There is no conflict between nature and God on this issue. This is how things are and should be. We all must do what some will think is evil as we compete and create losers to this competition.
But the question is relative to what you would call a 'sin'. In the case of Jesus, I would assume here that we are talking about breaking religious codes,
My thinking is not controlled or led by religions as most of them are quite missogynous and homophobic and a poor place to find morality.
so a sin Jesus committed would be one judged as such by his community or religion. Breaking a religious law did not always result in a victim (working on a Sabbath, blasphemy, eating unclean food, etc) unless you class the victim as the community that is offended by your actions, or the Law itself which is violated, or God whom you have disobeyed.

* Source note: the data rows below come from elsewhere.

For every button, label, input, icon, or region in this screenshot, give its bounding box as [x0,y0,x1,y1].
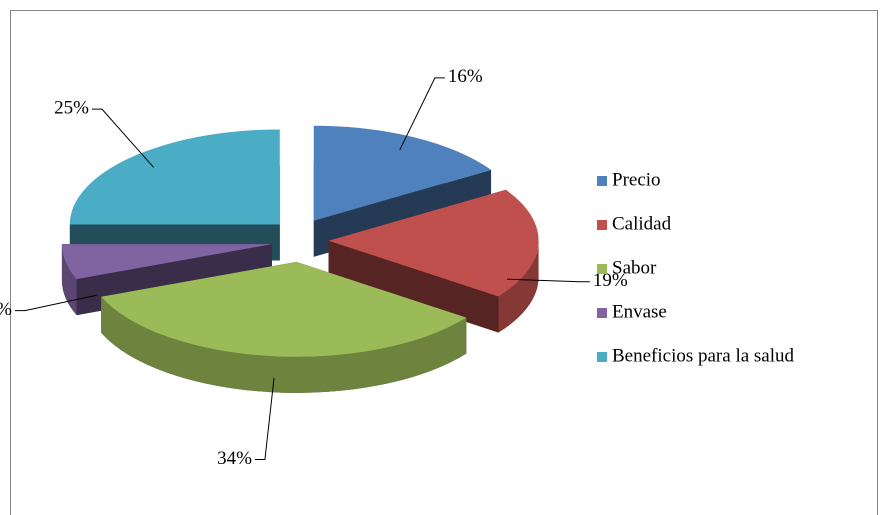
pie-slice [328,189,539,333]
legend-label: Sabor [612,257,657,278]
legend-swatch [597,352,607,362]
data-label: 19% [593,270,628,291]
legend-swatch [597,176,607,186]
leader-line [14,294,97,312]
pie-slice [101,261,467,393]
slice-side [498,240,539,333]
slice-top [328,189,539,297]
data-label: 6% [0,299,12,320]
leader-line [399,77,445,151]
chart-border [10,10,878,515]
leader-line [92,108,154,168]
leader-line [506,278,590,283]
data-label: 16% [448,66,483,87]
slice-top [313,125,492,221]
slice-top [69,129,280,225]
legend-swatch [597,220,607,230]
leader-line [254,377,275,461]
data-label: 25% [54,98,89,119]
slice-top [61,244,272,280]
slice-side [61,244,77,316]
slice-top [101,261,467,357]
legend-label: Beneficios para la salud [612,345,795,366]
slice-side [101,296,467,393]
legend-swatch [597,308,607,318]
legend-label: Precio [612,169,661,190]
data-label: 34% [217,448,252,469]
legend-label: Calidad [612,213,672,234]
legend-label: Envase [612,301,667,322]
pie-slice [69,129,280,261]
legend-swatch [597,264,607,274]
slice-edge [328,240,499,333]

Jews used to stone people for working on the Sabbath as that went against what they thought their God demanded. Even Jesus was threatened with stoning for claiming to be God.

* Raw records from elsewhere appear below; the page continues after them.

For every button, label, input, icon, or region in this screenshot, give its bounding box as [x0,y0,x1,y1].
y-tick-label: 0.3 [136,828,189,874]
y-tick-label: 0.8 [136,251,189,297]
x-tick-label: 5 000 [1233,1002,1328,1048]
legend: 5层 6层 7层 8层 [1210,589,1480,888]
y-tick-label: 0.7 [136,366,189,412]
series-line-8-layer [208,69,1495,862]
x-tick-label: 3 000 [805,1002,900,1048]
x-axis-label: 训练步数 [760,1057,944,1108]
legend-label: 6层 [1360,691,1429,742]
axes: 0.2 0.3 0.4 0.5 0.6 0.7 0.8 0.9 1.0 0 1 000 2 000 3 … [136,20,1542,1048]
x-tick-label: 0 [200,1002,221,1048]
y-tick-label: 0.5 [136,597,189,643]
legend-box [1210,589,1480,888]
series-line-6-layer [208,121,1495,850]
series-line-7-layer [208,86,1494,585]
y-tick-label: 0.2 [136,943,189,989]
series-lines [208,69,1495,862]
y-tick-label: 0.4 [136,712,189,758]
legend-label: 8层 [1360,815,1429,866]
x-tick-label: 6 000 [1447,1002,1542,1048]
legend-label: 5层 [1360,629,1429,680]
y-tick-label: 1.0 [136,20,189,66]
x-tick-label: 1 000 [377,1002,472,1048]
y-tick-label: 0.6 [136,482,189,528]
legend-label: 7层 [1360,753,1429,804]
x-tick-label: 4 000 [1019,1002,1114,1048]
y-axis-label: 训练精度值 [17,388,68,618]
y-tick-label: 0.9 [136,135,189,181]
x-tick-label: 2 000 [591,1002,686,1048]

So in this context, could Jesus forgive himself?
Yes, just like you can if you repent of the act and give restitution if you can.
I am a Gnostic Christian and universalist and recognize that we are as we are thanks to all those who have contributed to what we are. That means that we all share the blame for all being who we are.
Take Hitler. Was he born evil? No. He was made to be what he ended as by all those who contributed and facilitated in him becoming what he ended up being. Right?
So all those people should also bear some of his punishment. Right?
We know there are passages where he violated some Laws and seemed unconcerned, so he must have forgiven himself those.
Indeed. Not that I think of Jesus as just being a fictitious archetype of a good man.
Some theologians also interpret his words to mean that he claimed to be the Law, if not God himself. So he certainly felt he could excuse himself, which amounts to the same thing.
Indeed, but with his own interpretation of what God is.
I see more than one Jesus in scriptures and I follow the one whose way of thinking is shown in this link.
https://www.youtube.com/watch?v=alRNbes ... r_embedded
Key quotes are these.
Matthew 6:22 The light of the body is the eye: if therefore thine eye be single, thy whole body shall be full of light.
John 14:23 Jesus answered and said unto him, If a man love me, he will keep my words: and my Father will love him, and we will come unto him, and make our abode with him.
Romans 8:29 For whom he did foreknow, he also did predestinate to be conformed to the image of his Son, that he might be the firstborn among many brethren.
Let me add these as you likely follow the lawyers.
Luke 11:52 Woe unto you, lawyers! for ye have taken away the key of knowledge: ye entered not in yourselves, and them that were entering in ye hindered.
Mark 7:13 Making the word of God of none effect through your tradition, which ye have delivered: and many such like things do ye.
Since you agree with me that Jesus was a sinner, what sins do you think he committed?